Is it still worth reading? Or has a better alternative since been created?
>>3295933
All I know is that the audiobook version is 100+ hours long. I'll get to it someday, but I'm not ready for that yet. The next book on Rome that I'm planning to listen to is Praetorian.
>>3295937
>audiobook
wtf is this pleb shit
>>3295933
>Is it still worth reading?
Sure
>Or has a better alternative since been created?
Abso-fucking-lutely you utter spastic, it's nearly a quarter-millennium old.

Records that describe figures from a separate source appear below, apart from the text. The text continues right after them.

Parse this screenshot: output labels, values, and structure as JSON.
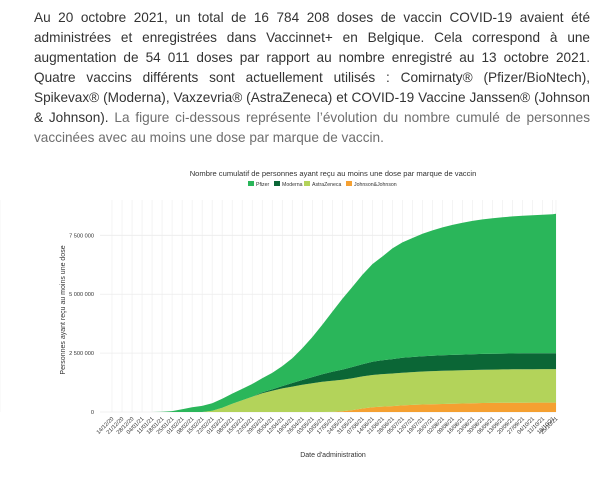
{
  "intro": {
    "part1": "Au 20 octobre 2021, un total de 16 784 208 doses de vaccin COVID-19 avaient été administrées et enregistrées dans Vaccinnet+ en Belgique. Cela correspond à une augmentation de 54 011 doses par rapport au nombre enregistré au 13 octobre 2021. Quatre vaccins différents sont actuellement utilisés : Comirnaty® (Pfizer/BioNtech), Spikevax® (Moderna), Vaxzevria® (AstraZeneca) et COVID-19 Vaccine Janssen® (Johnson & Johnson).",
    "part2": " La figure ci-dessous représente l’évolution du nombre cumulé de personnes vaccinées avec au moins une dose par marque de vaccin."
  },
  "colors": {
    "pfizer": "#2ab65a",
    "moderna": "#0b6636",
    "astrazeneca": "#b3d35a",
    "johnson": "#f5a031",
    "grid": "#ececec"
  },
  "chart_data": {
    "type": "area",
    "stacked": true,
    "title": "Nombre cumulatif de personnes ayant reçu au moins une dose par marque de vaccin",
    "xlabel": "Date d'administration",
    "ylabel": "Personnes ayant reçu au moins une dose",
    "ylim": [
      0,
      9000000
    ],
    "legend_position": "top",
    "y_ticks": [
      {
        "value": 0,
        "label": "0"
      },
      {
        "value": 2500000,
        "label": "2 500 000"
      },
      {
        "value": 5000000,
        "label": "5 000 000"
      },
      {
        "value": 7500000,
        "label": "7 500 000"
      }
    ],
    "x_ticks": [
      "14/12/20",
      "21/12/20",
      "28/12/20",
      "04/01/21",
      "11/01/21",
      "18/01/21",
      "25/01/21",
      "01/02/21",
      "08/02/21",
      "15/02/21",
      "22/02/21",
      "01/03/21",
      "08/03/21",
      "15/03/21",
      "22/03/21",
      "29/03/21",
      "05/04/21",
      "12/04/21",
      "19/04/21",
      "26/04/21",
      "03/05/21",
      "10/05/21",
      "17/05/21",
      "24/05/21",
      "31/05/21",
      "07/06/21",
      "14/06/21",
      "21/06/21",
      "28/06/21",
      "05/07/21",
      "12/07/21",
      "19/07/21",
      "26/07/21",
      "02/08/21",
      "09/08/21",
      "16/08/21",
      "23/08/21",
      "30/08/21",
      "06/09/21",
      "13/09/21",
      "20/09/21",
      "27/09/21",
      "04/10/21",
      "11/10/21",
      "18/10/21",
      "25/10/21",
      "01/11/21"
    ],
    "x_index": [
      0,
      3,
      6,
      9,
      12,
      15,
      18,
      21,
      24,
      27,
      30,
      33,
      36,
      39,
      42,
      45,
      48,
      51,
      54,
      57,
      60,
      63,
      66,
      69,
      72,
      75,
      78,
      81,
      84,
      87,
      90,
      93,
      96,
      99,
      102,
      105,
      108,
      111,
      114,
      117,
      120,
      123,
      126,
      129,
      132,
      133
    ],
    "series": [
      {
        "name": "Johnson&Johnson",
        "color_key": "johnson",
        "values": [
          0,
          0,
          0,
          0,
          0,
          0,
          0,
          0,
          0,
          0,
          0,
          0,
          0,
          0,
          0,
          0,
          0,
          0,
          0,
          0,
          0,
          0,
          5000,
          30000,
          80000,
          150000,
          200000,
          230000,
          250000,
          280000,
          300000,
          320000,
          330000,
          340000,
          350000,
          360000,
          370000,
          380000,
          385000,
          390000,
          393000,
          396000,
          398000,
          400000,
          400000,
          400000
        ]
      },
      {
        "name": "AstraZeneca",
        "color_key": "astrazeneca",
        "values": [
          0,
          0,
          0,
          0,
          0,
          0,
          0,
          0,
          0,
          0,
          50000,
          180000,
          350000,
          500000,
          650000,
          800000,
          900000,
          1000000,
          1080000,
          1160000,
          1220000,
          1280000,
          1320000,
          1340000,
          1350000,
          1360000,
          1370000,
          1380000,
          1385000,
          1390000,
          1395000,
          1400000,
          1405000,
          1408000,
          1410000,
          1412000,
          1414000,
          1415000,
          1416000,
          1417000,
          1418000,
          1419000,
          1419000,
          1420000,
          1420000,
          1420000
        ]
      },
      {
        "name": "Moderna",
        "color_key": "moderna",
        "values": [
          0,
          0,
          0,
          0,
          0,
          0,
          0,
          0,
          0,
          0,
          0,
          0,
          0,
          0,
          0,
          30000,
          60000,
          100000,
          150000,
          200000,
          260000,
          320000,
          380000,
          430000,
          480000,
          520000,
          560000,
          590000,
          610000,
          630000,
          640000,
          650000,
          655000,
          660000,
          663000,
          666000,
          668000,
          670000,
          672000,
          673000,
          674000,
          675000,
          676000,
          677000,
          678000,
          678000
        ]
      },
      {
        "name": "Pfizer",
        "color_key": "pfizer",
        "values": [
          0,
          0,
          0,
          0,
          0,
          10000,
          40000,
          120000,
          200000,
          260000,
          320000,
          380000,
          430000,
          480000,
          540000,
          600000,
          700000,
          850000,
          1050000,
          1350000,
          1700000,
          2100000,
          2550000,
          3000000,
          3400000,
          3800000,
          4150000,
          4400000,
          4700000,
          4900000,
          5050000,
          5200000,
          5320000,
          5430000,
          5520000,
          5600000,
          5660000,
          5710000,
          5750000,
          5790000,
          5820000,
          5840000,
          5860000,
          5880000,
          5900000,
          5920000
        ]
      }
    ]
  }
}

Of course better alternatives are available. Gibbon's model of the Collapse is incredibly out of date. The Man completely writes off Byzantium because notmuhs
What are some good books that cover the entire history of the Roman empire not just a specific era?
>>3295987
Any attempt at a grand narrative of the empire is going to insanely long, or incredibly reductive. It's probably best to seek out a few good books covering different eras and just read each.
>>3295933
>Is it still worth reading?
Yes.
>Is it accurate?
No.
It's better as an example of what Enlightenment Era thinkers thought of the Roman Empire rather than any actual model of the "fall" of the WRE
>>3295933
So much of what is in there has been disproven many times over. For example some of the primary source he uses, that other people had used before him also, have been proving to be fakes.